There have been many concerning actions made by the company Kodak in recent news and Sahm Adrangi continues to address it at Kerrisdale Capital. Sahm’s company has released their own report on Kodak that goes over the latest actions of the company and the red flags they are giving off. This is why Sahm has urged all investors to be wary before investing into Kodak, despite their recent stock increases. Many investors out there are just waiting to jump on any opportunity they can find. An increase of nearly 200 percent is the kind of thing that will make an investors mouth water, and Sahm Adrangi doesn’t want to see investors get caught in a bad investment that drains them of their assets.
Sahm Adrangi isn’t the kind of person an investor can ignore either since he is one of the leading investors in the business today. Sahm Adrangi managed to bring Kerrisdale Capital to the big leagues with an initial investment of less than a million dollars. Today, Sahm’s company holds assets greater than 150 million dollars and invests in major corporations around the world. Sahm’s insight and incredible ability to spot troublesome companies have taken him far in the investment industry and luckily for everyone else, he goes out of his way to share his ideas and methods for success.

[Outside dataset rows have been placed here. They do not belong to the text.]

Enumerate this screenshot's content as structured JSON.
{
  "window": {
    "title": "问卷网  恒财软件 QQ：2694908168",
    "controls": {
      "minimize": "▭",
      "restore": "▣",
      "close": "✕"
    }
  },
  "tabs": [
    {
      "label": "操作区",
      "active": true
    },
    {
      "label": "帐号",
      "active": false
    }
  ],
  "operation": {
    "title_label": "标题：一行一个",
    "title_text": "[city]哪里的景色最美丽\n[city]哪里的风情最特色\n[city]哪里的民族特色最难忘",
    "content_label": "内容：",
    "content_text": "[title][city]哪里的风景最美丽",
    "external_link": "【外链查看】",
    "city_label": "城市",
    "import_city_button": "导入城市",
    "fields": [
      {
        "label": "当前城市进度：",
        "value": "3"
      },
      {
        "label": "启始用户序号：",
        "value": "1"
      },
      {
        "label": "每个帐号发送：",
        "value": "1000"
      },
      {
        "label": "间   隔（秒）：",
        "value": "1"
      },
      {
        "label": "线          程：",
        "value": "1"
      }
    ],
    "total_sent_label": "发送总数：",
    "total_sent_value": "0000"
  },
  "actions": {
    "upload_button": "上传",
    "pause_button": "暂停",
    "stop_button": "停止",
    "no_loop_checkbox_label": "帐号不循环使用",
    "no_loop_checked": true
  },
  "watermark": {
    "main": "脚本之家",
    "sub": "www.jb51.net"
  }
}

While the current boom in stock prices may seem like a good thing to some, Sahm believes it is just an overpricing of their products due to the recent partnership with crypto groups. Cryptocurrency is still not a stable market, with major increases and dives happening regularly. If that’s not enough to scare a potential investor away, the companies that have gone into business with Kodak have troublesome pasts themselves. This leads Sahm to believe this is the last attempt by Kodak to crawl their way out of a hole. In the end, however, Kodak hasn’t improved upon the very problems that caused them to fall behind in the industry that they once dominated, which will inevitably lead to them closing down despite filing a chapter 11 more than five years ago.